I learned then, and still believe, that privilege based on immutable characteristics is likewise real. My favorite extreme example of privilege–that is, born on third base thinking he hit a triple–is that former occupant of 1600 Pennsylvania Avenue, George W. Bush. White, male, heterosexual, cisgender, wealthy, grandson of a U.S. senator and son of a U.S. president, without any discernible physical or mental impairments (general dim-bulbedness doesn’t count as a handicap in American public life, but that’s a subject for another day), George doesn’t need affirmative action or the protection of anti-discrimination laws. He’s got a legacy membership in every club where power resides.

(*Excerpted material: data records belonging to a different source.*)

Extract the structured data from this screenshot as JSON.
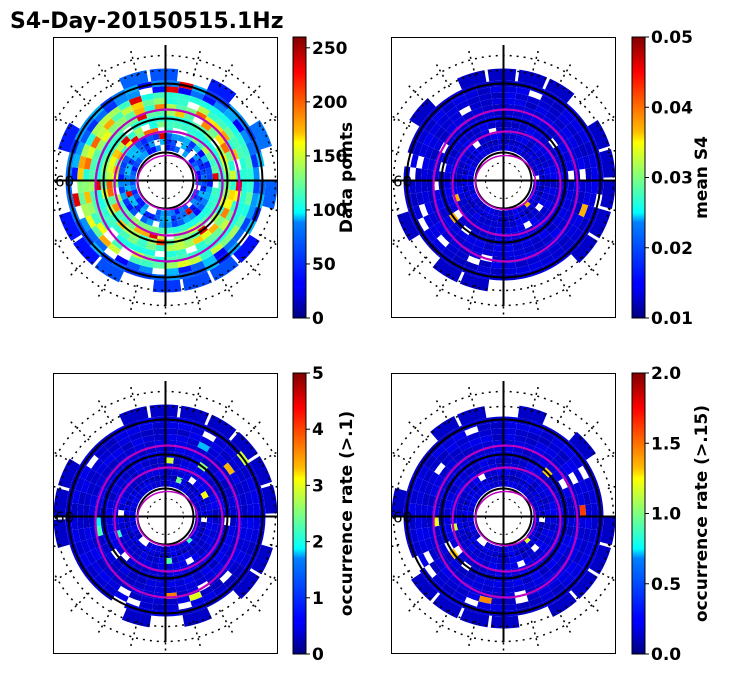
{
  "figure_title": "S4-Day-20150515.1Hz",
  "chart_data": [
    {
      "type": "heatmap",
      "projection": "polar",
      "panel": "top-left",
      "colormap": "jet",
      "colorbar": {
        "label": "Data points",
        "min": 0,
        "max": 260,
        "ticks": [
          "0",
          "50",
          "100",
          "150",
          "200",
          "250"
        ]
      },
      "lat_label": "60",
      "magnetic_contours": "magenta",
      "activity": "high"
    },
    {
      "type": "heatmap",
      "projection": "polar",
      "panel": "top-right",
      "colormap": "jet",
      "colorbar": {
        "label": "mean S4",
        "min": 0.01,
        "max": 0.05,
        "ticks": [
          "0.01",
          "0.02",
          "0.03",
          "0.04",
          "0.05"
        ]
      },
      "lat_label": "60",
      "magnetic_contours": "magenta",
      "activity": "low"
    },
    {
      "type": "heatmap",
      "projection": "polar",
      "panel": "bottom-left",
      "colormap": "jet",
      "colorbar": {
        "label": "occurrence rate (>.1)",
        "min": 0,
        "max": 5,
        "ticks": [
          "0",
          "1",
          "2",
          "3",
          "4",
          "5"
        ]
      },
      "lat_label": "60",
      "magnetic_contours": "magenta",
      "activity": "sparse"
    },
    {
      "type": "heatmap",
      "projection": "polar",
      "panel": "bottom-right",
      "colormap": "jet",
      "colorbar": {
        "label": "occurrence rate (>.15)",
        "min": 0.0,
        "max": 2.0,
        "ticks": [
          "0.0",
          "0.5",
          "1.0",
          "1.5",
          "2.0"
        ]
      },
      "lat_label": "60",
      "magnetic_contours": "magenta",
      "activity": "very-sparse"
    }
  ]
}
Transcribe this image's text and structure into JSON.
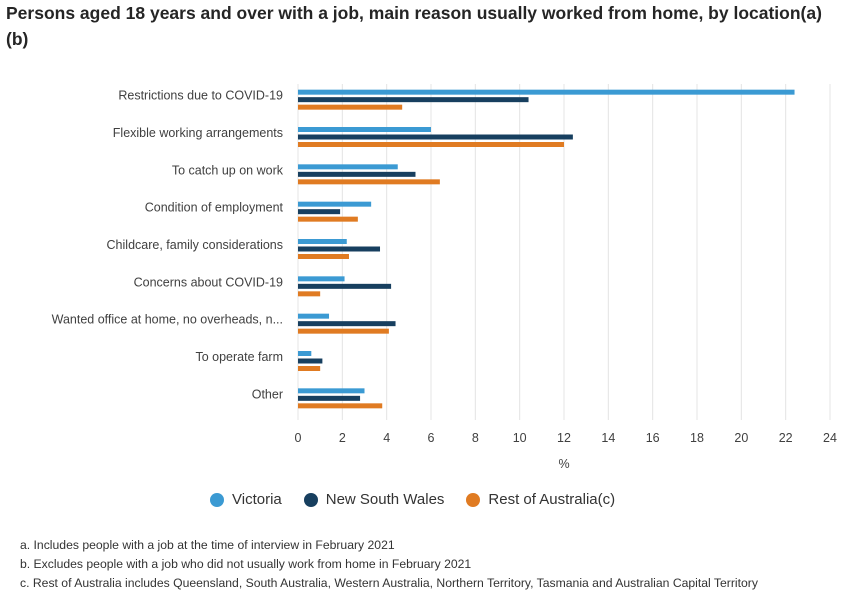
{
  "chart_data": {
    "type": "bar",
    "orientation": "horizontal",
    "title": "Persons aged 18 years and over with a job, main reason usually worked from home, by location(a)(b)",
    "xlabel": "%",
    "ylabel": "",
    "xlim": [
      0,
      24
    ],
    "x_ticks": [
      "0",
      "2",
      "4",
      "6",
      "8",
      "10",
      "12",
      "14",
      "16",
      "18",
      "20",
      "22",
      "24"
    ],
    "grid": true,
    "legend_position": "bottom",
    "categories": [
      "Restrictions due to COVID-19",
      "Flexible working arrangements",
      "To catch up on work",
      "Condition of employment",
      "Childcare, family considerations",
      "Concerns about COVID-19",
      "Wanted office at home, no overheads, n...",
      "To operate farm",
      "Other"
    ],
    "series": [
      {
        "name": "Victoria",
        "color": "#3b9ad3",
        "values": [
          22.4,
          6.0,
          4.5,
          3.3,
          2.2,
          2.1,
          1.4,
          0.6,
          3.0
        ]
      },
      {
        "name": "New South Wales",
        "color": "#173f5f",
        "values": [
          10.4,
          12.4,
          5.3,
          1.9,
          3.7,
          4.2,
          4.4,
          1.1,
          2.8
        ]
      },
      {
        "name": "Rest of Australia(c)",
        "color": "#e07b22",
        "values": [
          4.7,
          12.0,
          6.4,
          2.7,
          2.3,
          1.0,
          4.1,
          1.0,
          3.8
        ]
      }
    ]
  },
  "notes": [
    "a. Includes people with a job at the time of interview in February 2021",
    "b. Excludes people with a job who did not usually work from home in February 2021",
    "c. Rest of Australia includes Queensland, South Australia, Western Australia, Northern Territory, Tasmania and Australian Capital Territory"
  ]
}
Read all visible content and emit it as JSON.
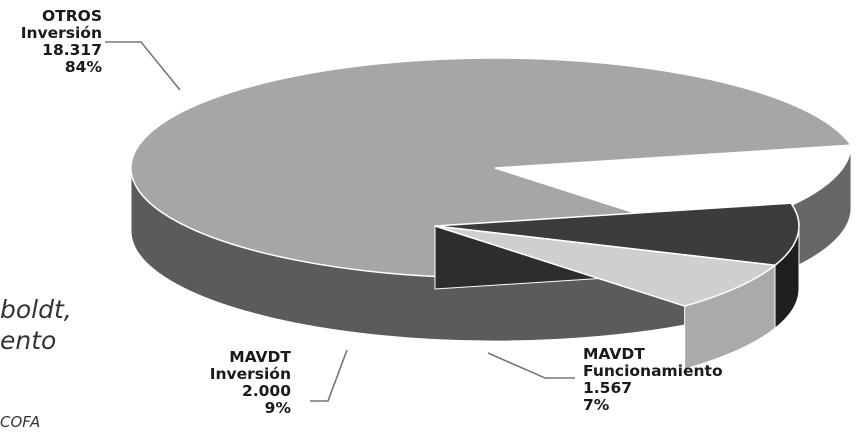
{
  "chart_data": {
    "type": "pie",
    "title": "",
    "slices": [
      {
        "line1": "OTROS",
        "line2": "Inversión",
        "value_text": "18.317",
        "pct_text": "84%",
        "value": 18317,
        "percent": 84,
        "color": "#a6a6a6"
      },
      {
        "line1": "MAVDT",
        "line2": "Inversión",
        "value_text": "2.000",
        "pct_text": "9%",
        "value": 2000,
        "percent": 9,
        "color": "#3c3c3c"
      },
      {
        "line1": "MAVDT",
        "line2": "Funcionamiento",
        "value_text": "1.567",
        "pct_text": "7%",
        "value": 1567,
        "percent": 7,
        "color": "#cfcfcf"
      }
    ]
  },
  "page_fragments": {
    "line1": "boldt,",
    "line2": "ento",
    "line3": "COFA"
  }
}
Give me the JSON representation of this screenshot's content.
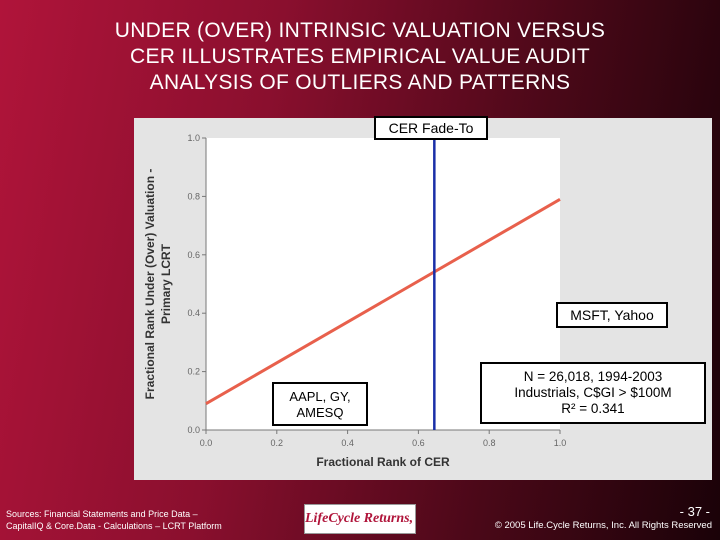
{
  "slide": {
    "title_lines": [
      "UNDER (OVER) INTRINSIC VALUATION VERSUS",
      "CER ILLUSTRATES EMPIRICAL VALUE AUDIT",
      "ANALYSIS OF OUTLIERS AND PATTERNS"
    ],
    "sources_lines": [
      "Sources: Financial Statements and Price Data –",
      "CapitalIQ & Core.Data - Calculations – LCRT Platform"
    ],
    "logo_text": "LifeCycle Returns, Inc.",
    "page_number": "- 37 -",
    "copyright": "© 2005 Life.Cycle Returns, Inc. All Rights Reserved"
  },
  "callouts": {
    "fade": "CER Fade-To",
    "msft": "MSFT, Yahoo",
    "aapl_lines": [
      "AAPL, GY,",
      "AMESQ"
    ],
    "n_lines": [
      "N = 26,018, 1994-2003",
      "Industrials, C$GI > $100M",
      "R² = 0.341"
    ]
  },
  "chart_data": {
    "type": "scatter",
    "title": "",
    "xlabel": "Fractional Rank of CER",
    "ylabel_lines": [
      "Fractional Rank Under (Over) Valuation -",
      "Primary LCRT"
    ],
    "xlim": [
      0.0,
      1.0
    ],
    "ylim": [
      0.0,
      1.0
    ],
    "x_ticks": [
      "0.0",
      "0.2",
      "0.4",
      "0.6",
      "0.8",
      "1.0"
    ],
    "y_ticks": [
      "0.0",
      "0.2",
      "0.4",
      "0.6",
      "0.8",
      "1.0"
    ],
    "point_count": 26018,
    "regression_line": {
      "x": [
        0.0,
        1.0
      ],
      "y": [
        0.09,
        0.79
      ],
      "color": "#e8604c"
    },
    "reference_line": {
      "x": 0.645,
      "label": "CER Fade-To",
      "color": "#1a2fa8"
    },
    "r_squared": 0.341,
    "marker_color": "#111111",
    "grid": false
  }
}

I’m not some deluded “individualist” who thinks we live in a color-blind, gender-blind world and we all sink or swim strictly on our own merits. I am grateful that women who went before me and put up with all manner of sexist crap opened doors so I could sit at the table with the guys in the law firm and catch flies with honey instead of vinegar. But I’m still not comfortable with the label “feminist.”
First, there are things about feminism that I disagree with or find embarrassing: women who are stridently anti-male, who posit that female qualities are better than male qualities, who try to dictate everything a “feminist” should believe, who suggest women are the only victims of gender stereotypes, who blame sexism and patriarchy for everything bad that happens to women, or who are so intent on subverting stereotypes that they become rude or ridiculous. I would never give a man of a certain age who holds a door open for me a lecture on patriarchy, though I know a feminist who did while on a job interview. He hired someone else with a better sense of time and place. I would never insist on changing the oil on the car while my husband cooks dinner when he likes to work on cars and I’m a good cook, though I know a feminist who did. She and her husband ate out that night while the car was towed to the shop.

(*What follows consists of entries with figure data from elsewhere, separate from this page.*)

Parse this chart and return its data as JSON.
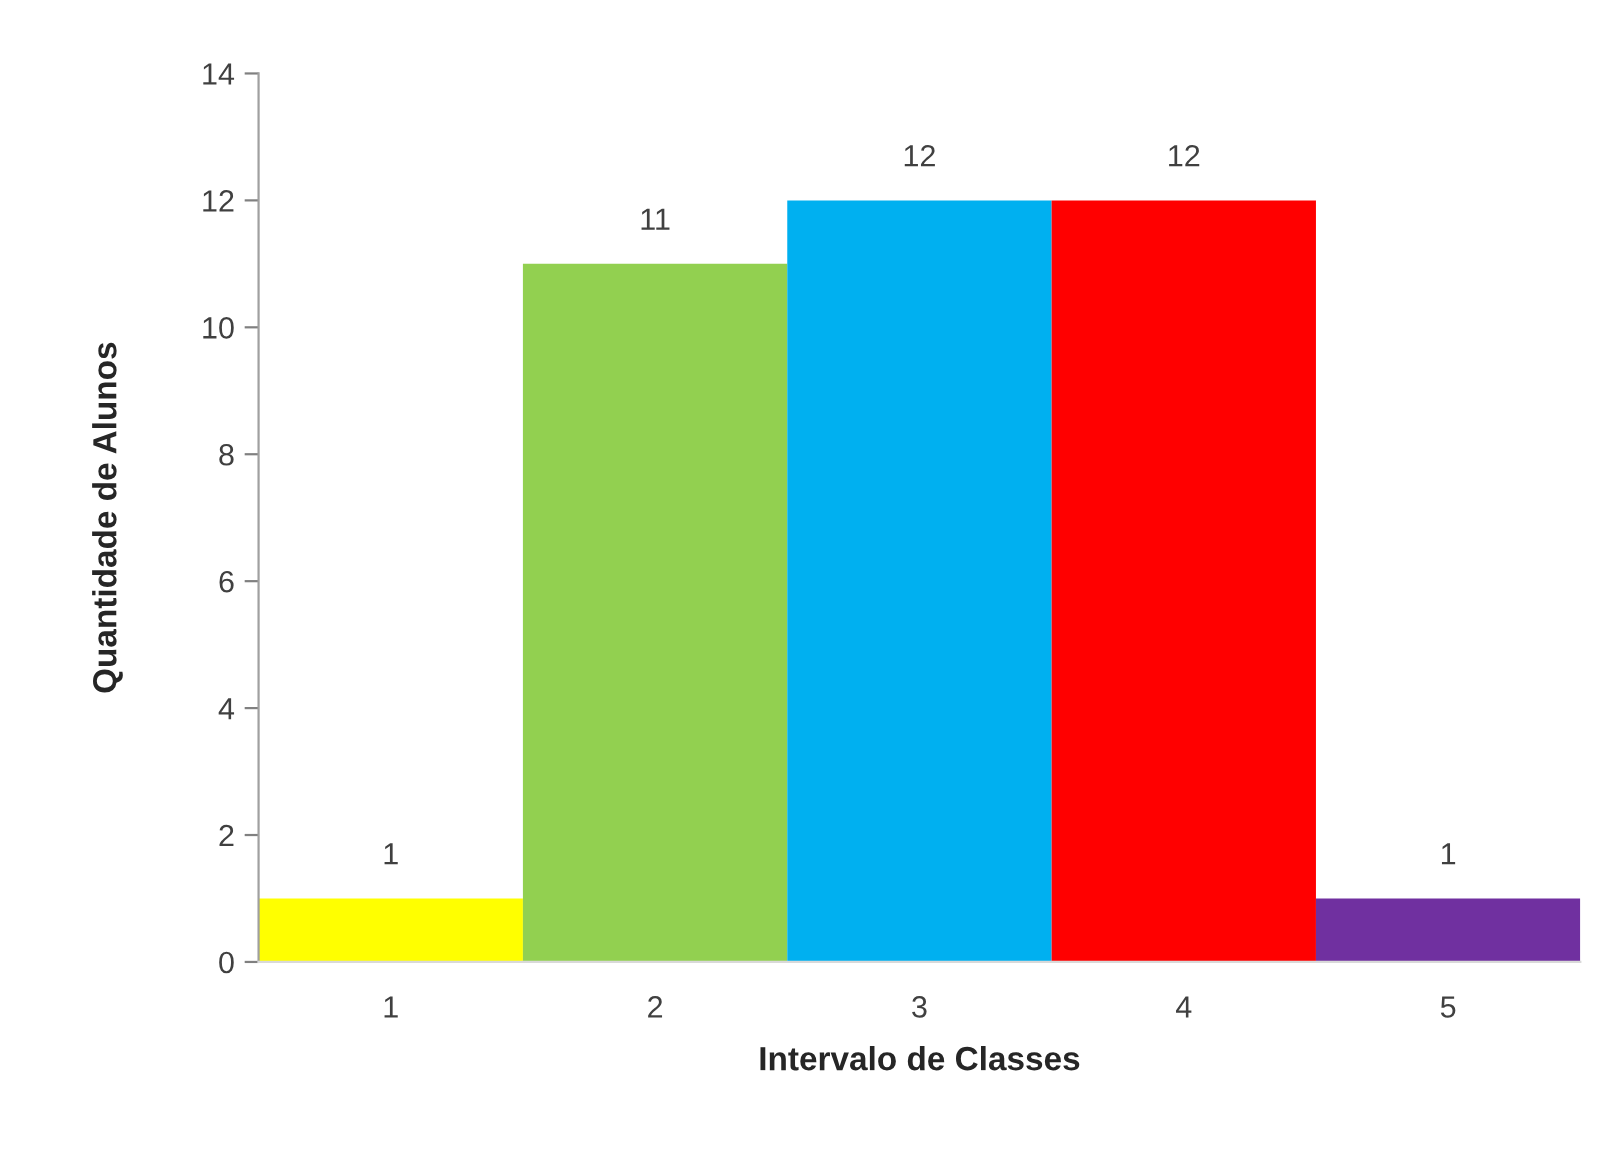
{
  "chart_data": {
    "type": "bar",
    "categories": [
      "1",
      "2",
      "3",
      "4",
      "5"
    ],
    "values": [
      1,
      11,
      12,
      12,
      1
    ],
    "colors": [
      "#ffff00",
      "#92d050",
      "#00b0f0",
      "#ff0000",
      "#7030a0"
    ],
    "xlabel": "Intervalo de Classes",
    "ylabel": "Quantidade de Alunos",
    "ylim": [
      0,
      14
    ],
    "yticks": [
      0,
      2,
      4,
      6,
      8,
      10,
      12,
      14
    ],
    "data_labels": true,
    "grid": false,
    "legend": false
  }
}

But for me, the main thing is the word thing. I know that the dictionary definition of “feminism” talks about political, economic and social equality and is not per se pro-female at the cost of being anti-male. Some will say I’m not being fair to what feminism is really about. But as a cisgendered heterosexual middle-class female of European descent, I feel no more comfortable calling myself “feminist” than I would calling myself “whitist” or “middleclassist” or “straightist.” It’s like I’d be putting myself in a semantic club that excludes approximately half the population based on an immutable characteristic.

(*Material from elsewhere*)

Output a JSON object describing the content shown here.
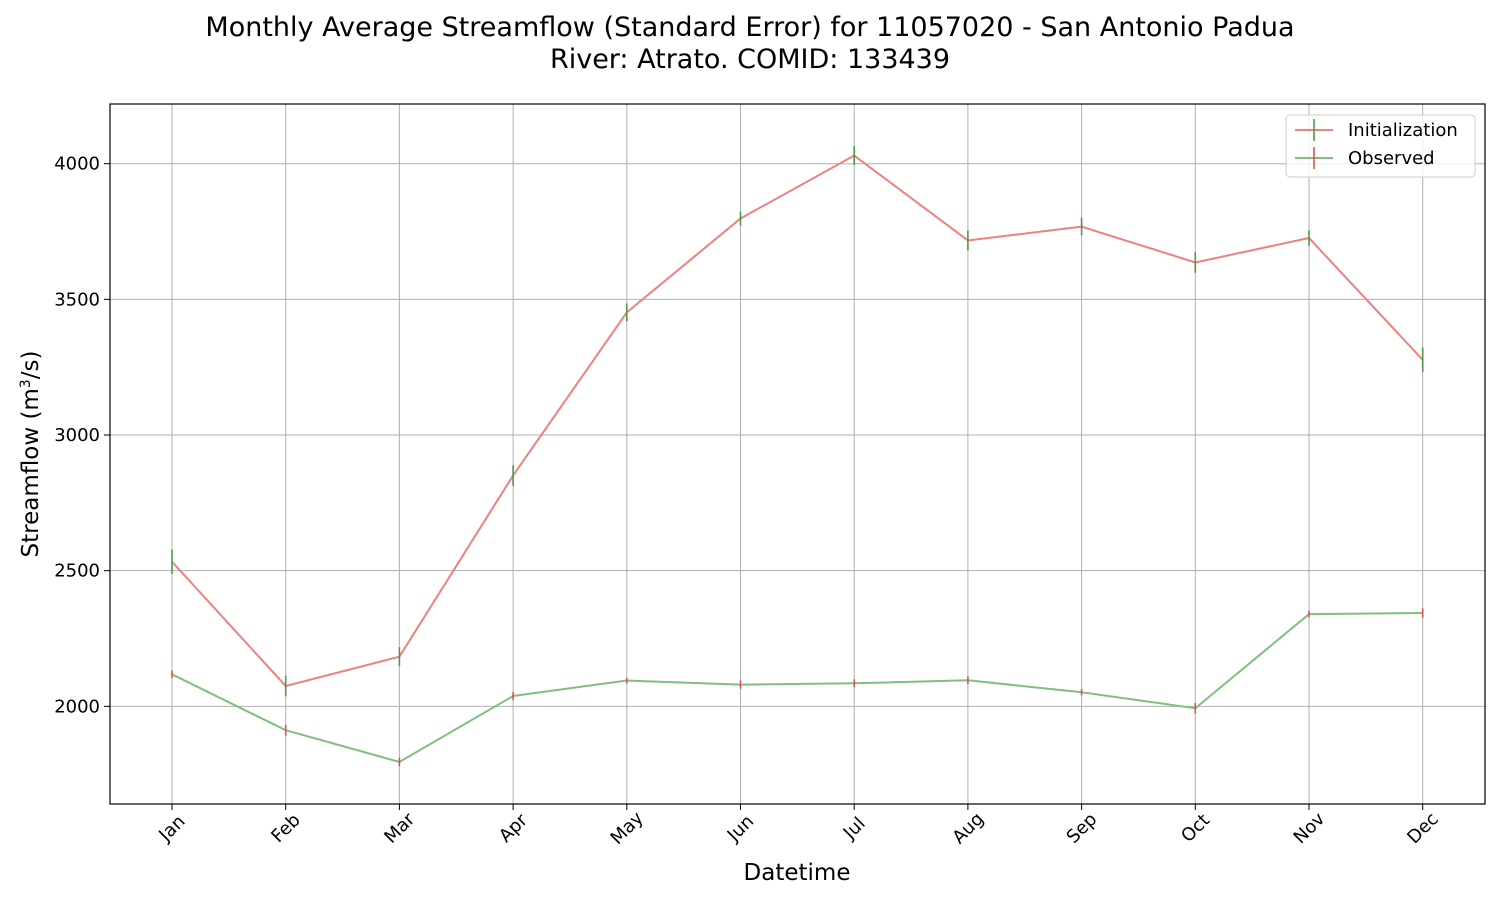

Here’s what I want: Until the birth-privilege clubs dissolve, I want laws that hold the doors open and the ladders in place for outsiders. I want people of all genders and races and abilities to be able to move through the world being their honest selves, following whatever passions and professions their spirits dictate, respected and treasured for their unique humanity and free of the constraints of stereotypes. I want work to stop being a contest for who can put in the most hours and affirmatively create, rather than just give lip service to, work-life balance for all employees with and without children. I want people to be courteous in offering help and comfort to friends and strangers, whether giving a pregnant woman a seat on the bus or opening a door for a man who has both hands full. I want people to whom help is offered to accept or decline graciously, recognizing the kind intention. I want people to honor whatever choices other people make for their own lives as long as they don’t harm others. I want everyone’s children to be educated, compassionate, mentally and physically healthy, accepting of people who come from different places than themselves, and following their own stars wherever they may lead. And I want everyone to put the seat and lid down after they use the toilet so my dog won’t drink out of the bowl. What would you call me?